Hot Blood, Warm Blood, Cold Blood: Cheng Ran solo show
Galerie Urs Meile, No. 104, Caochangdi Cun, Cui Gezhuang Xiang, Chaoyang District, 100015 Beijing, China
5 November, 2011 – 12 February, 2012
The press release for Hot Blood, Warm Blood, Cold Blood proposes that this new work is “not primarily a conceptual work.” This text goes on to lay the groundwork for this new three-channel installation – and for what I see as Cheng Ran’s work as a whole: “The artist hopes to reduce the technical influence to a minimum level through the deliberate use of inappropriate editing to demonstrate the formality embraced in symbolism and imagery, thus representing an unknown image-space.”
Although I could quibble over the subjectivity of a phrase such as “inappropriate editing,” and the vagueness of “an unknown image-space,” this distancing of his work from a conceptual reading is a consistent concern for Cheng Ran. In a conversation I had with him in 2010, he was very clear about this: “I never thought that the artwork should have a core meaning. Inspiration and instinct is very important to me in the creation of the work, not a concept. I really don’t consider myself as a conceptual artist at all.”
As problematic as I felt his attitude towards core meaning was at the time—I felt that it amounted to an abrogation of responsibility to the work—I’ve come to regard it as allowing for the possibilities for interpretation to be released from taking a stable form. This has the positive aspect of leaving space for the audience to become involved in the works’ production of meaning.
This issue of the adoption of meaning becomes even more complex when the artist produces a work such Hot Blood…, which is focused on that symbolically laden of things: a horse.
If we follow the artist’s lead and view the work as lacking a core meaning, does the work become akin to evocative imagery, such as that used in advertising? Neither too specific, nor too vague, it serves to support a feeling about a “product” while leaving the interpretation open. The product becomes non-specific in this way, leaving room for desire to fill in the gaps.

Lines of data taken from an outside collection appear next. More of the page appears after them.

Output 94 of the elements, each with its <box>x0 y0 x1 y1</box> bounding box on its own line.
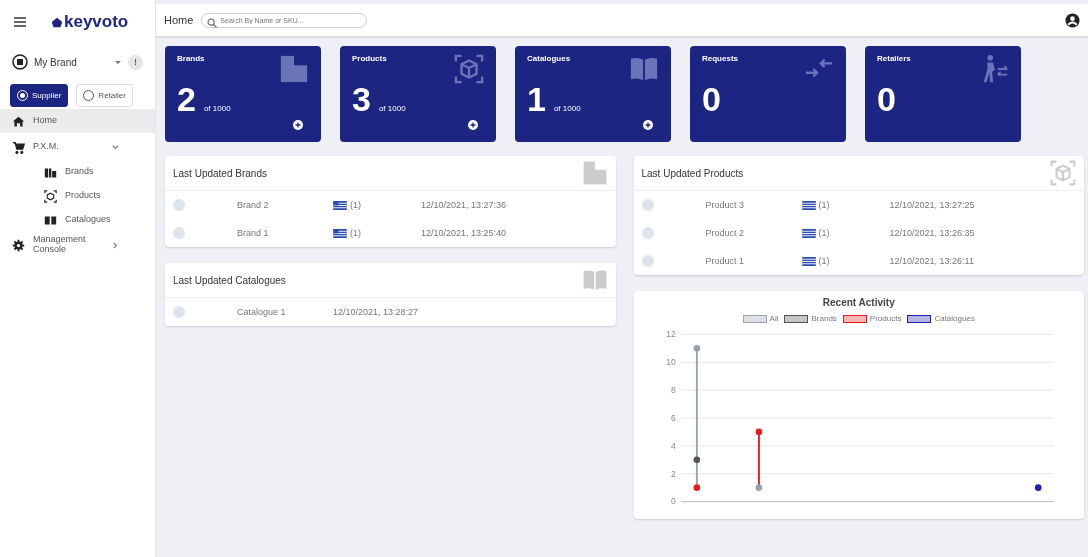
role-radio-button[interactable]: Supplier <box>10 84 69 107</box>
add-icon[interactable] <box>468 120 478 130</box>
axis-tick-label: 10 <box>665 357 676 368</box>
nav-item[interactable]: Management Console <box>0 233 155 257</box>
item-date: 12/10/2021, 13:27:25 <box>889 200 975 210</box>
stat-limit: of 1000 <box>203 104 231 113</box>
stat-limit: of 1000 <box>378 104 406 113</box>
legend-label[interactable]: All <box>769 314 779 323</box>
nav-item[interactable]: Home <box>0 109 155 133</box>
avatar-icon <box>641 227 654 239</box>
home-icon <box>12 114 25 128</box>
panel-title: Last Updated Brands <box>173 167 267 179</box>
item-date: 12/10/2021, 13:26:35 <box>889 228 975 238</box>
item-date: 12/10/2021, 13:26:11 <box>889 256 974 266</box>
legend-label[interactable]: Catalogues <box>934 314 975 323</box>
flag-count: (1) <box>818 228 830 238</box>
axis-tick-label: 6 <box>670 412 676 423</box>
item-name[interactable]: Product 3 <box>705 200 802 210</box>
add-icon[interactable] <box>643 120 653 130</box>
item-name[interactable]: Product 2 <box>705 228 802 238</box>
building-icon <box>279 54 309 84</box>
cube-icon <box>1050 160 1076 186</box>
stat-value: 0 <box>702 80 721 119</box>
stat-title: Requests <box>702 54 738 63</box>
axis-tick-label: 4 <box>670 440 676 451</box>
stat-value: 2 <box>177 80 196 119</box>
book-icon <box>44 213 57 227</box>
avatar-icon <box>173 306 185 318</box>
cube-icon <box>454 54 484 84</box>
avatar-icon <box>173 227 185 239</box>
flag-icon <box>333 200 347 210</box>
avatar-icon <box>173 199 185 211</box>
panel-title: Last Updated Products <box>641 167 744 179</box>
flag-count: (1) <box>350 228 361 238</box>
chevron-icon[interactable] <box>111 240 120 250</box>
legend-swatch[interactable] <box>742 314 767 323</box>
stat-value: 0 <box>877 80 896 119</box>
stat-limit: of 1000 <box>553 104 581 113</box>
gear-icon <box>12 238 25 252</box>
data-points <box>1034 484 1042 491</box>
add-icon[interactable] <box>293 120 303 130</box>
item-name[interactable]: Brand 1 <box>237 228 333 238</box>
building-icon <box>44 165 57 179</box>
nav-item[interactable]: Products <box>0 185 155 207</box>
legend-swatch[interactable] <box>784 314 809 323</box>
flag-count: (1) <box>818 256 830 266</box>
data-points <box>693 456 700 464</box>
menu-icon[interactable] <box>12 14 28 30</box>
flag-icon <box>333 228 347 238</box>
user-icon[interactable] <box>1065 12 1080 28</box>
nav-item[interactable]: P.X.M. <box>0 135 155 159</box>
axis-tick-label: 12 <box>665 329 676 340</box>
axis-tick-label: 2 <box>670 468 676 479</box>
legend-swatch[interactable] <box>842 314 867 323</box>
cube-icon <box>44 189 57 203</box>
cart-icon <box>12 140 25 154</box>
panel-title: Last Updated Catalogues <box>173 274 286 286</box>
flag-icon <box>801 228 816 238</box>
search-icon <box>207 17 219 29</box>
flag-icon <box>801 200 816 210</box>
caret-icon[interactable] <box>114 58 122 66</box>
item-name[interactable]: Brand 2 <box>237 200 333 210</box>
legend-label[interactable]: Brands <box>811 314 837 323</box>
stat-title: Retailers <box>877 54 911 63</box>
store-icon <box>12 54 28 70</box>
legend-swatch[interactable] <box>907 314 932 323</box>
axis-tick-label: 8 <box>670 385 676 395</box>
nav-item[interactable]: Catalogues <box>0 209 155 231</box>
item-date: 12/10/2021, 13:25:40 <box>421 228 507 238</box>
role-radio-button[interactable]: Retailer <box>76 84 133 107</box>
flag-count: (1) <box>350 200 361 210</box>
avatar-icon <box>641 255 654 267</box>
stat-value: 3 <box>352 80 371 119</box>
stat-title: Products <box>352 54 387 63</box>
logo: keyvoto <box>50 12 129 32</box>
building-icon <box>581 160 608 186</box>
axis-tick-label: 0 <box>670 496 676 507</box>
avatar-icon <box>641 199 654 211</box>
item-date: 12/10/2021, 13:28:27 <box>333 307 419 317</box>
chart-title: Recent Activity <box>822 297 895 308</box>
item-name[interactable]: Catalogue 1 <box>237 307 333 317</box>
stat-value: 1 <box>527 80 546 119</box>
legend-label[interactable]: Products <box>869 314 902 323</box>
nav-item[interactable]: Brands <box>0 161 155 183</box>
stat-title: Brands <box>177 54 205 63</box>
stat-title: Catalogues <box>527 54 571 63</box>
chevron-icon[interactable] <box>111 142 120 152</box>
item-date: 12/10/2021, 13:27:36 <box>421 200 507 210</box>
item-name[interactable]: Product 1 <box>705 256 802 266</box>
info-badge: ! <box>128 54 143 70</box>
breadcrumb[interactable]: Home <box>164 14 194 26</box>
flag-count: (1) <box>818 200 830 210</box>
account-name[interactable]: My Brand <box>34 56 108 68</box>
flag-icon <box>801 256 816 266</box>
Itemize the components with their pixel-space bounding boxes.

The horse becomes a signifier of a feeling. The artist has already begun this process by naming the pieces Hot Blood/Warm Blood/Cold Blood. These titles encourage a metaphorical reading, where blood takes on its archaic associations as one of the body’s elemental humors in medieval physiology. As medical science has changed the way we look at the body, these named essences have become subjectivities. So Cheng Ran’s horses are presented as taking on these characteristics, of hot-, warm- and cold-bloodedness. It then becomes all but impossible to view the individual videos without taking on the task of spotting these attributes in the images presented to us.
Cheng’s ambivalence towards the image comes through in the films. Progressing around the installation from left to right: Hot Blood focuses on a close up of a horses head and eye, cut with a man with a bone—perhaps a horse’s skull—roughly bound to his head. He plays a double bass against a doorway with holes perforating its surface. Warm Blood is set in dark stable area under spotlights, beginning with a shot of an eagle standing on a support and pulling back to run along the hay-strewn floor. The sequence ends with a wide shot of the stable, with partitions on either side from which horses’ heads appear. A human figure in silhouette walks into shot and leads a horse out from one of the boxes. Finally, Cold Blood shows a group of horses and riders galloping across a river or beach, sending up sprays of water in their wake.
The films are all drastically slowed down at times, so that the movements become somewhat mesmerising in the concentration on their progression. They all end with a common sequence across all three, of multiple, overlapping shots of the horses on the water in muted colours. In this final scene a horse falls and throws its rider.
The deceleration of the film, the certain strangeness in the crops used, and (I must agree with the press release here) some abrupt editing, all add a level of hyper-reality to the subjects, turning them into heroicised versions of the real. But the horse’s final collapse ultimately adds pathos to this reading.
What can we say about the image of the horse, then? One thing that seems certain is that the horses in these videos are the products of domestication. In most cases the horse is shown with a rider or in the stable, all signs of its societal meaning as an animal with a use to humans.
As with all Cheng Ran’s works, sound or its lack is also an important element. Here, the major sound is the blurred drone from the double bass in the Hot Blood segment, adding to the gravitas of the installation’s overall effect.
By holding the meaning perpetually out of reach, I am left to feel this loss all the more and am firmly placed within the struggle to reach meaning. For me, this process makes the works somewhat magical in their disconnection with any hard meaning. However, in our conversation, Cheng also stressed that: “… even though these are images, I don’t want them to become surreal or ‘image-like’…” This places the viewer in the uncomfortable position of trying to negotiate the mixed messages coming across in the work.
The artist’s ambivalence and its results on film upset our habitual approach to the works, to “read” them in one way or another. The arrangement of the three screens in Hot Blood… can be seen as a minimal approach to placing images into the world and into the world of symbols. The effect is then a powerfully evocative environment that creates muted spectacle without forcing a meaning on the viewer.